Identify metabolites associated with clinical diagnosis and pathology of Alzheimer's Disease (AD)
Exogenous and endogenous metabolites in plasma were measured in 300 clinical AD and 430 healthy non-demented individuals of Caribbean Hispanic ancestry using untargeted liquid-chromatography, performed on HILIC (+ ionization) and C18 (- ionization) columns, coupled to a Thermo Orbitrap HF-X mass spectrometer. Genome-wide SNP data and plasma biomarkers including Ab40, Ab42, P-tau181 and Neurofilament light chain (NfL) were obtained on all participants. Metabolite association with AD and P-tau181 levels were tested after adjustment for age and sex. Metabolites associated with P-tau181 levels (but not with NfL, a non-specific marker of neurodegeneration) were categorized as AD-specific.

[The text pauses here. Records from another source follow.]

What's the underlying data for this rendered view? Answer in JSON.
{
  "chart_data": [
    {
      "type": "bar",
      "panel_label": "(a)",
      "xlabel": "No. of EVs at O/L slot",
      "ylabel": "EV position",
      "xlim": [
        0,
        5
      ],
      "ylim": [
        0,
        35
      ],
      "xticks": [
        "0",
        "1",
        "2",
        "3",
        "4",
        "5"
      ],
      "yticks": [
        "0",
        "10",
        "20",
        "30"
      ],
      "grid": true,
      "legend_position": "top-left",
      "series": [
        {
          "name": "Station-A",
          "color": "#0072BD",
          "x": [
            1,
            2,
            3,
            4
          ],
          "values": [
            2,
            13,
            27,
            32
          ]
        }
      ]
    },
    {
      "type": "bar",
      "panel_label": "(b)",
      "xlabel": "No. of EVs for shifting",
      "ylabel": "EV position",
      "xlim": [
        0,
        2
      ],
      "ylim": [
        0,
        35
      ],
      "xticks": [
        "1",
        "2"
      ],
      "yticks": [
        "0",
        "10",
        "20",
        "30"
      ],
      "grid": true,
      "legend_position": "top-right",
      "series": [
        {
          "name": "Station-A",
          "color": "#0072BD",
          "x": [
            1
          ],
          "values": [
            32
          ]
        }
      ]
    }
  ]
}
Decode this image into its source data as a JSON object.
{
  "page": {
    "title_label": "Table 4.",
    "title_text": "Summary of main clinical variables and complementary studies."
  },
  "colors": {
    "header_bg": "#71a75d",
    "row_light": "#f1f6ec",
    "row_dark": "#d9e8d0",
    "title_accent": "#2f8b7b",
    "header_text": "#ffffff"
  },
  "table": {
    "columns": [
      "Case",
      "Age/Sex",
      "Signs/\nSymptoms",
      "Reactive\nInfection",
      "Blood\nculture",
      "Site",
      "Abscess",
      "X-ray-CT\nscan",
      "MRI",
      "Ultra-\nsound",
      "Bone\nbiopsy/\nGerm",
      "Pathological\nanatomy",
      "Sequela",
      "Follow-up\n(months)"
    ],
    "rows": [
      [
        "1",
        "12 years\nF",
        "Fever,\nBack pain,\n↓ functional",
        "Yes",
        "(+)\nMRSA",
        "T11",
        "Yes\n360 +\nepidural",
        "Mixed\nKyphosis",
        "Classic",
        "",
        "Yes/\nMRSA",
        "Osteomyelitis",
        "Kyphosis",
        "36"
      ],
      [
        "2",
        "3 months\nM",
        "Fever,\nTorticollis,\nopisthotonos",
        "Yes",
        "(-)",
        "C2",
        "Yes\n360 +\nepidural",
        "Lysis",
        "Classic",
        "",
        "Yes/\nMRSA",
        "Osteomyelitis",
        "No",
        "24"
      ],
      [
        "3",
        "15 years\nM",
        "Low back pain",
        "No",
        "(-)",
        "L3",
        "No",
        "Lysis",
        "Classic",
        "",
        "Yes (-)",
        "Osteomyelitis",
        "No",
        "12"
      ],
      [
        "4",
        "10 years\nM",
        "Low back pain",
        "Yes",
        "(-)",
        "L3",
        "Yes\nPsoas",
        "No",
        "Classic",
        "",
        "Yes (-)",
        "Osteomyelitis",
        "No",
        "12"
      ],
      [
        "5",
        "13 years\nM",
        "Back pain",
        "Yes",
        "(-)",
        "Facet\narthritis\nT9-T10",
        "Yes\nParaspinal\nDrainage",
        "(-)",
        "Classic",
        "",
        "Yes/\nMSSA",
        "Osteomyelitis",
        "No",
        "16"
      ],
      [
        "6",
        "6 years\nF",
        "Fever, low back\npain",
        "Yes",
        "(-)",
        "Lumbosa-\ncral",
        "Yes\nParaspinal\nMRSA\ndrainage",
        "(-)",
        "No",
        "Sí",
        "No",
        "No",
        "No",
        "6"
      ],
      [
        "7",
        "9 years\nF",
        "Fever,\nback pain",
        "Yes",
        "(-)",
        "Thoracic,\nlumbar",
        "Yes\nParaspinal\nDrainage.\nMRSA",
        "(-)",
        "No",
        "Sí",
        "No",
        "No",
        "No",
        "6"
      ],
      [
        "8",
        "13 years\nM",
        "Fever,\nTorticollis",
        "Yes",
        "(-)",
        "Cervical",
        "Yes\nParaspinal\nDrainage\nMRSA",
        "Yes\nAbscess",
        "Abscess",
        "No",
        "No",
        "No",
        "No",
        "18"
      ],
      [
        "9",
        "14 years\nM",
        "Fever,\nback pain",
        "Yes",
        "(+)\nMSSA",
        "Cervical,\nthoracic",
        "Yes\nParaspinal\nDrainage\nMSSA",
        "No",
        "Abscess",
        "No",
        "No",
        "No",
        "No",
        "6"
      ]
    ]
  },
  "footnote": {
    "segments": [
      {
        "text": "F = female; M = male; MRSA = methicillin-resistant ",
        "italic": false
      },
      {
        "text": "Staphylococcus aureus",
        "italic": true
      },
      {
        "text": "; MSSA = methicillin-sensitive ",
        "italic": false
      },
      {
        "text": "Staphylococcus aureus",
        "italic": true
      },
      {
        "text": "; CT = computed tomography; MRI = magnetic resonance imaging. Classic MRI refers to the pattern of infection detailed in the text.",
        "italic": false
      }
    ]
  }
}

Over 4000 metabolomic features were measured with high accuracy in the sample. 96 metabolites were associated with P-tau181 levels, but no metabolites survived multiple testing correction for association with clinical AD alone. Features putatively annotated as phosphatidylcholine (4.11E-07) and Carotamine (p=1.2e-05) were strongly associated P-tau181 levels. We observed similar results when using a diagnostic cutoff of P-tau181 levels for AD as the outcome. Metabolites associated with P-tau181 levels were enriched in amino acid metabolism, glutathione metabolism, tryrosine metabolism and hexose phosphorylation pathways. Ramipril (p=2.9e-04) and glycerophosphocholine (p=9.9e-04) were among the top associated with AD diagnosis. PLS-DA analysis identified biopterin metabolism, glycosphingolipid biosynthesis and tyrosine metabolism as the most discriminating pathways between AD and healthy controls when augmented by biomarkers.
Metabolites specifically lipids and those involved in cardiovascular function were associated with AD and P-tau181 levels. Metabolite profiling can identify perturbed pathways in clinical and pre-clinical AD and integration with genome-wide SNP data will identify mechanisms underlying genetic association with disease.